-- Ты любишь? -- спросила она, приникнув лбом к его лбу. -- Любишь?

Ее глаза потемнели, лицо порозовело.

Он старался не глядеть на белые девичьи руки, приник к ней жадным широким ртом и почувствовал на губах острый укус. Он закрыл глаза.

-- Надя -- сказал неслышно. -- Жизнь моя...

-- Хорошо тебе? Хорошо, мальчик? -- спрашивала она, наклоняясь над ним и кончиками нервных тонких пальцев касалась его щек, век и ушей...

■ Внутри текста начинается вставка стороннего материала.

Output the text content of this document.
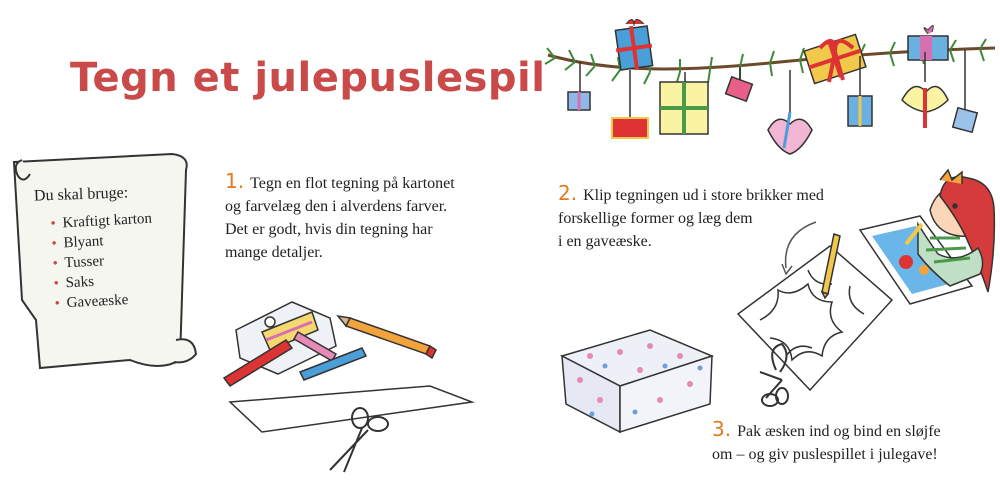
Tegn et julepuslespil
Du skal bruge:
• Kraftigt karton
• Blyant
• Tusser
• Saks
• Gaveæske
1. Tegn en flot tegning på kartonet
og farvelæg den i alverdens farver.
Det er godt, hvis din tegning har
mange detaljer.
2. Klip tegningen ud i store brikker med
forskellige former og læg dem
i en gaveæske.
3. Pak æsken ind og bind en sløjfe
om – og giv puslespillet i julegave!
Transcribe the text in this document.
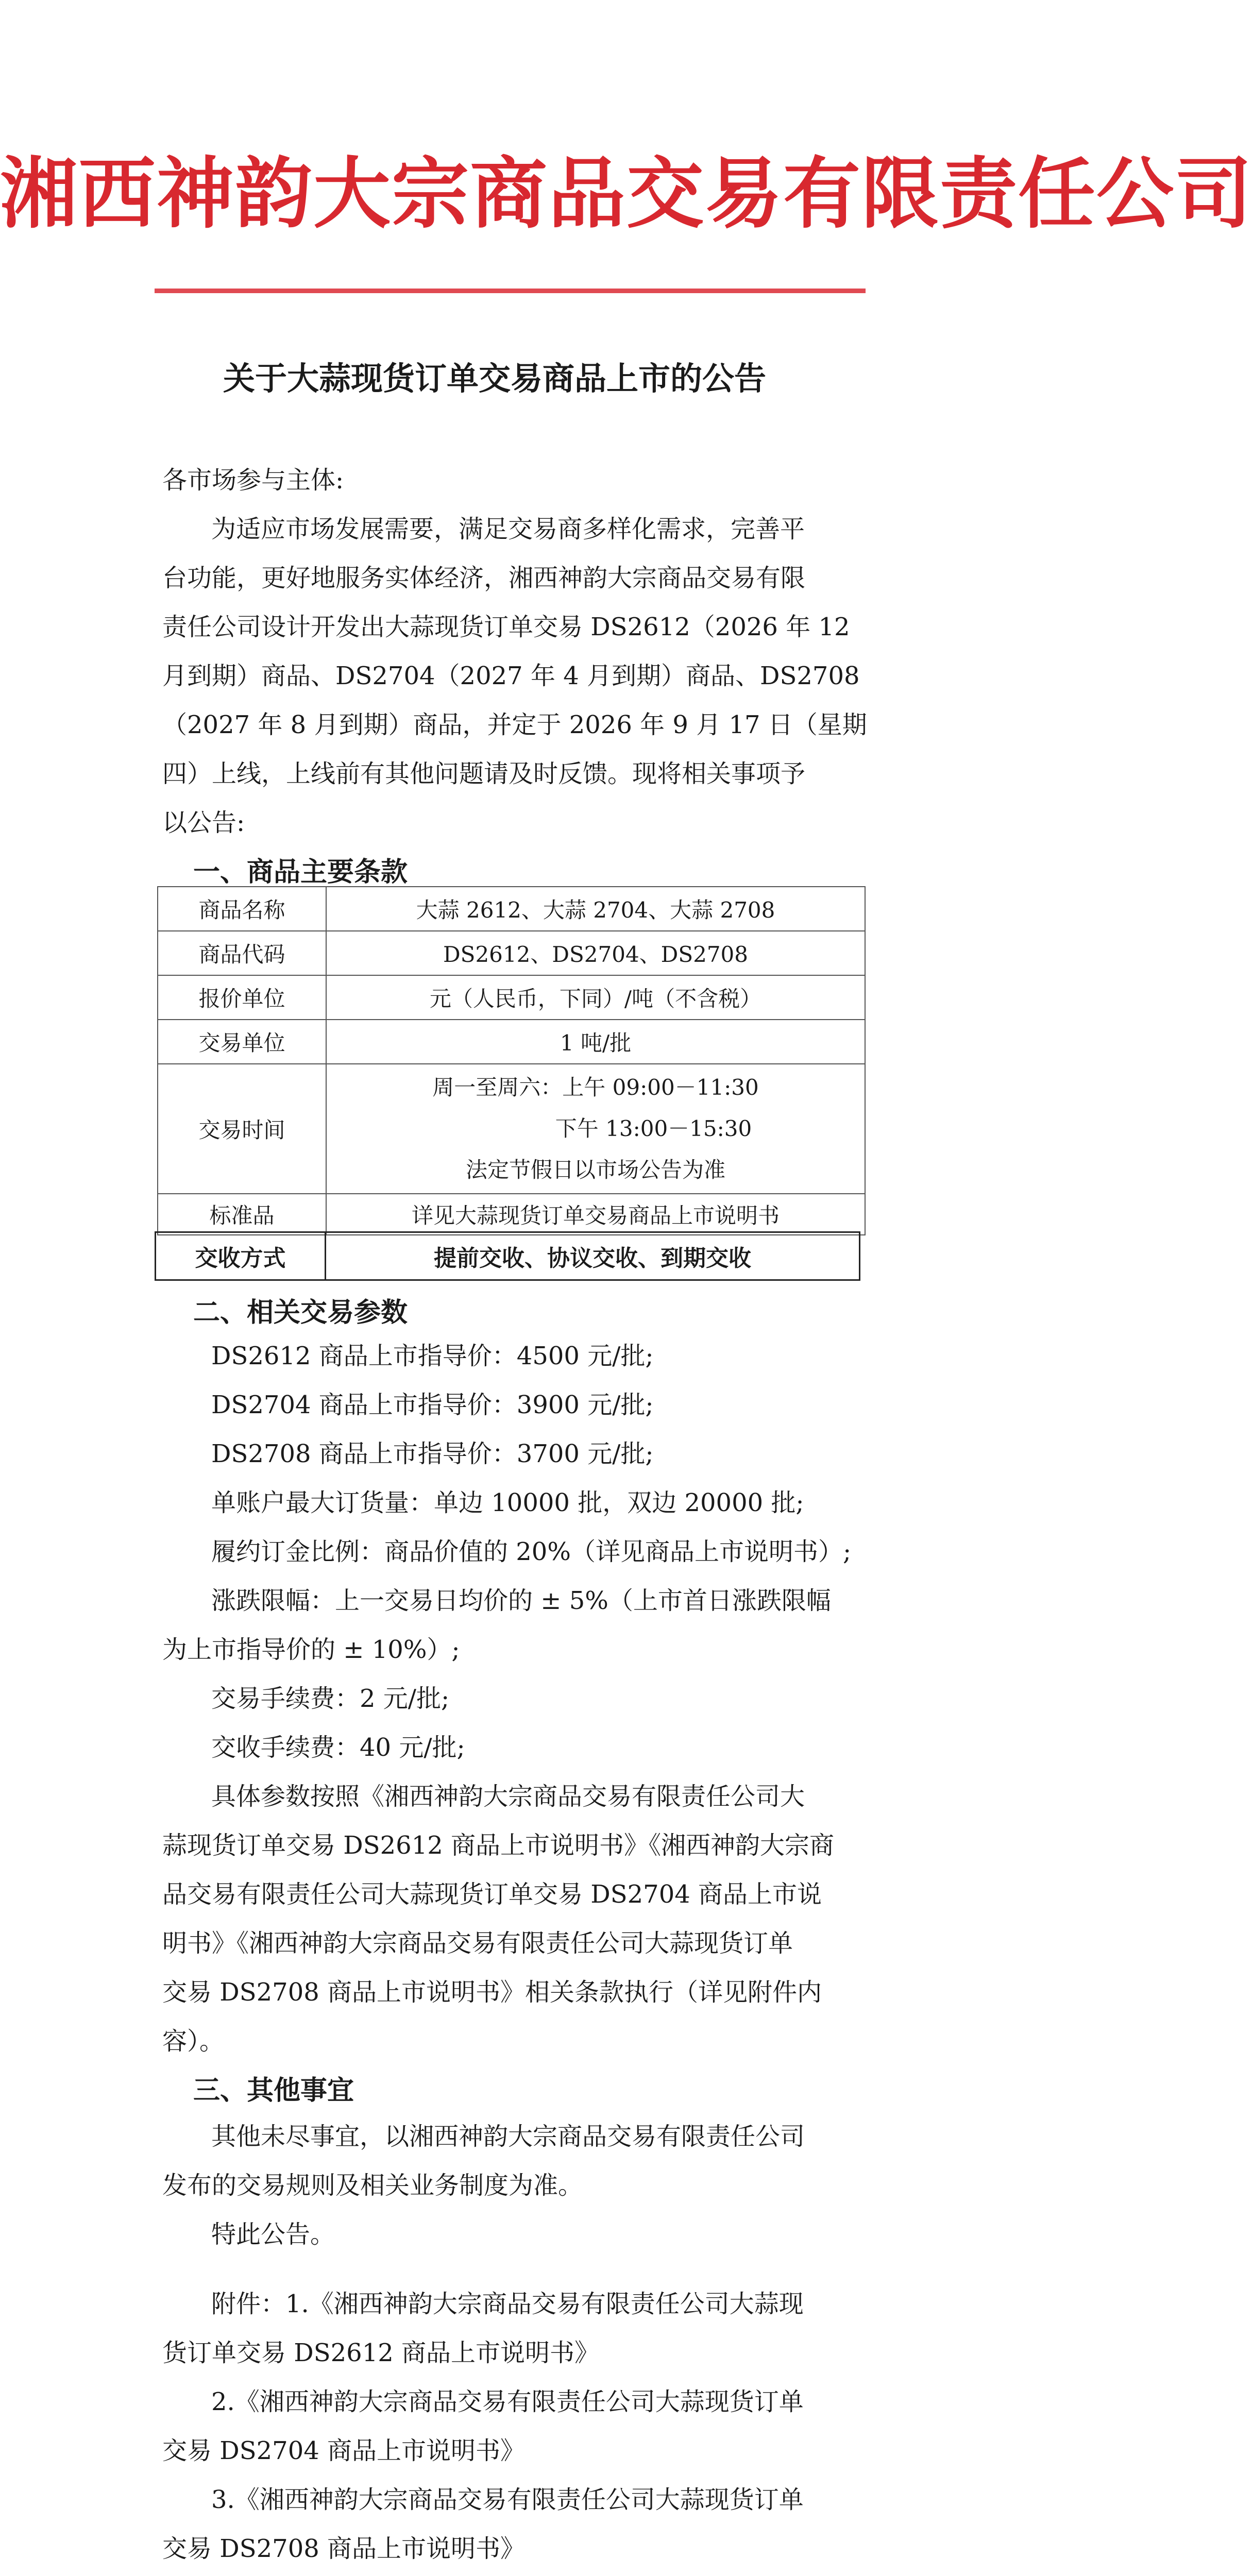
湘西神韵大宗商品交易有限责任公司
关于大蒜现货订单交易商品上市的公告
各市场参与主体:
为适应市场发展需要，满足交易商多样化需求，完善平
台功能，更好地服务实体经济，湘西神韵大宗商品交易有限
责任公司设计开发出大蒜现货订单交易 DS2612（2026 年 12
月到期）商品、DS2704（2027 年 4 月到期）商品、DS2708
（2027 年 8 月到期）商品，并定于 2026 年 9 月 17 日（星期
四）上线，上线前有其他问题请及时反馈。现将相关事项予
以公告:
一、商品主要条款
商品名称	大蒜 2612、大蒜 2704、大蒜 2708
商品代码	DS2612、DS2704、DS2708
报价单位	元（人民币，下同）/吨（不含税）
交易单位	1 吨/批
交易时间	周一至周六：上午 09:00－11:30
下午 13:00－15:30
法定节假日以市场公告为准

标准品	详见大蒜现货订单交易商品上市说明书
交收方式	提前交收、协议交收、到期交收
二、相关交易参数
DS2612 商品上市指导价：4500 元/批;
DS2704 商品上市指导价：3900 元/批;
DS2708 商品上市指导价：3700 元/批;
单账户最大订货量：单边 10000 批，双边 20000 批;
履约订金比例：商品价值的 20%（详见商品上市说明书）;
涨跌限幅：上一交易日均价的 ± 5%（上市首日涨跌限幅
为上市指导价的 ± 10%）;
交易手续费：2 元/批;
交收手续费：40 元/批;
具体参数按照《湘西神韵大宗商品交易有限责任公司大
蒜现货订单交易 DS2612 商品上市说明书》《湘西神韵大宗商
品交易有限责任公司大蒜现货订单交易 DS2704 商品上市说
明书》《湘西神韵大宗商品交易有限责任公司大蒜现货订单
交易 DS2708 商品上市说明书》相关条款执行（详见附件内
容）。
三、其他事宜
其他未尽事宜，以湘西神韵大宗商品交易有限责任公司
发布的交易规则及相关业务制度为准。
特此公告。
附件：1.《湘西神韵大宗商品交易有限责任公司大蒜现
货订单交易 DS2612 商品上市说明书》
2.《湘西神韵大宗商品交易有限责任公司大蒜现货订单
交易 DS2704 商品上市说明书》
3.《湘西神韵大宗商品交易有限责任公司大蒜现货订单
交易 DS2708 商品上市说明书》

-- Зачем ты мучишь меня? -- говорила она, понизив голос до страдальческого шепота, и ему мерещилось, что ее слова продираются сквозь гущу духов, шуршанья платья и того тяжелого дурмана, который непонятно напоминал черемуху. -- Я жду тебя два месяца... Если бы ты захотел, то я отдалась тебе в первый вечер... Зачем ты играешь мной? Как все было бы прекрасно, мальчишка мой, солнышко золотое... Не любишь меня? Не хочешь? Закрой глаза... Закрой... Любовь моя...

Она говорила таким же тоном, каким произносила подобные слова на сцене, от чего, впрочем, они не теряли в искренности. Но Александр Александрович не видел ее в театре и не мог знать этих интонаций. Она медленно склонялась над ним с расширенными глазами, искаженным лицом и розовой краской бесстыдно зардевшихся щек; актриса не замечала его бледности и не могла понять тех ощущений, которые дурманом обволокли его мозг.

-- Почему ты не укрепил мою любовь? Почему все так быстро ушло?.. Кричи на меня. Делай что хочешь. Милый, милый!

Сквозь полуопущенные в изнеможении ресницы он увидел хищное, тонко-развратное лицо, расстегнутый ворот черного платья, голые руки. Но прежний непреоборимый страх и гадливый ужас парализовали его.

-- Надя, -- застонал он. -- Надя, -- и бессильно протянул руки.